Use your sales coaching to prepare your staff for objection handling. You can work together to build scripts that will help them in dealing with these issues. The use of sales scripts is now a divisive topic in the sales community.
Nobody wants to sound like a robot, and that's not something you should be promoting here. Instead, these sales scripts should assist you in evaluating client issues and moving on to genuine issues faster.
Consider it a basketball team. They practice the basics, scoring, defending, and rebounding for hours on end, so they don't have to worry about it on game day and can focus on adapting to the squad they're playing.
Similarly, sales scripts can help your sales teams get over common objections and move on to more innovative ways to close the sale. You'll also have a template to share with your staff to assist them in improving their sales skills.
Have your staff do the following as part of their sales coaching:
Make a list of the most common objections they receive from prospects (such as "it's too pricey" or "we're satisfied with our current service" or "we'll think about it.").
Create a list of responses or questions to these objections.
Create short scripts based on these responses to address the objections.
8. Team-building Exercises
Include activities that will assist your new employees bond as a team as they master the basics. Throughout the course, group exercises should be included. In an ideal world, training instructors would mix up the structure of the groups so that participants can meet as many of their new coworkers as possible.
While the majority of sales coaching will be focused on business, it's a good idea to include a fun group activity or outing every now and then.
Regular assessments, including both self-assessment and external evaluation, should be incorporated into the sales training process.
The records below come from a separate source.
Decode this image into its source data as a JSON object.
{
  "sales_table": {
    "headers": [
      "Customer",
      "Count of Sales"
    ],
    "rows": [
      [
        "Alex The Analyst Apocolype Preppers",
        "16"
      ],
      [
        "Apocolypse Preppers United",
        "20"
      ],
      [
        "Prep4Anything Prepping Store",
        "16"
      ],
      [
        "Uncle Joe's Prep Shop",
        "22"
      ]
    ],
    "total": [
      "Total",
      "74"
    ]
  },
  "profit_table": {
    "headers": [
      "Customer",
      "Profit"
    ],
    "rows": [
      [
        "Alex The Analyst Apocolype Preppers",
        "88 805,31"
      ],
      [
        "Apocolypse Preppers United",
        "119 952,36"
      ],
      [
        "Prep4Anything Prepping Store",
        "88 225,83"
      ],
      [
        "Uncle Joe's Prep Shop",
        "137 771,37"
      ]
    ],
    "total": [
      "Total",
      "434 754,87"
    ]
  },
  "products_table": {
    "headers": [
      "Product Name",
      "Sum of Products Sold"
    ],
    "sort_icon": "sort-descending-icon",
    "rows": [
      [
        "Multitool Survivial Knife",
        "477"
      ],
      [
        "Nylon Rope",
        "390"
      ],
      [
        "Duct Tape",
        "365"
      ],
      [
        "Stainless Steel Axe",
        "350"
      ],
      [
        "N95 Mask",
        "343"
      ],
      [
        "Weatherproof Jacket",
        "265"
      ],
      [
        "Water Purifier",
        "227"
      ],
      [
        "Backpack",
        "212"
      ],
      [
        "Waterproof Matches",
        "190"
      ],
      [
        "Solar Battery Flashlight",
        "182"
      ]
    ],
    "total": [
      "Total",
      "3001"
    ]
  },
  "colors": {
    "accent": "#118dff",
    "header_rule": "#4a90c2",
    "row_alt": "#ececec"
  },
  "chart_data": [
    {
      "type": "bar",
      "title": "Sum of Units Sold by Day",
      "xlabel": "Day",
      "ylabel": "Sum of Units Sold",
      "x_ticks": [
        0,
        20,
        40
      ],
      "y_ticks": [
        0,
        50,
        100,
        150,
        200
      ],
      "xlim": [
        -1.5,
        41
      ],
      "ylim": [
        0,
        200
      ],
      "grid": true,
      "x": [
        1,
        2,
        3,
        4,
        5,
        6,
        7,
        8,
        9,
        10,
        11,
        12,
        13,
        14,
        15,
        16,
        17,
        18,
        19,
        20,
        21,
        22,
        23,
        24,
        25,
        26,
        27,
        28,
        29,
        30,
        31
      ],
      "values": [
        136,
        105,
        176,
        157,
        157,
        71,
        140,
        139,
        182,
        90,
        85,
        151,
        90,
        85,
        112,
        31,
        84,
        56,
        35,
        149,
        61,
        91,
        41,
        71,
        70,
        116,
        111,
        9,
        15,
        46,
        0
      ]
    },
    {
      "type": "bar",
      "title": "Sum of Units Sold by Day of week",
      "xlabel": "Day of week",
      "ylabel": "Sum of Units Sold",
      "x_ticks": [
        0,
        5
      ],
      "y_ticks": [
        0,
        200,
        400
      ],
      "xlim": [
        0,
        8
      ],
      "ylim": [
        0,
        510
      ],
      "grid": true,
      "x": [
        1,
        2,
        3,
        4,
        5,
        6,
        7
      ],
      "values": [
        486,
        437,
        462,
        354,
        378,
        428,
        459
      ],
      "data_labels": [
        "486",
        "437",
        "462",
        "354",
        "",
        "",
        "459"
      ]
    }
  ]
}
Assessments are useful for personalizing training to address the strengths and limitations of individual learners, as well as determining the effectiveness of training modules.
To assess a trainee's progress during a sales coaching program, give them the same assessment at the start, middle, and conclusion of the program. A sales representative could, for example, do a mock product demonstration. Consider the results as a way to assess representatives' abilities as well as a learning opportunity.
It is impossible to stop learning. Sales training and hiring is a never-ending processes.
There are always new tactics, better scripts, new objections to overcome, new challenges to handle, and other competitors to deal with that you and your sales team will need to understand how to handle.
The best salespeople have a strong desire to learn and improve, and your sales coaching will assist them in doing so. If you invest in it early on, you'll have an unbeatable team.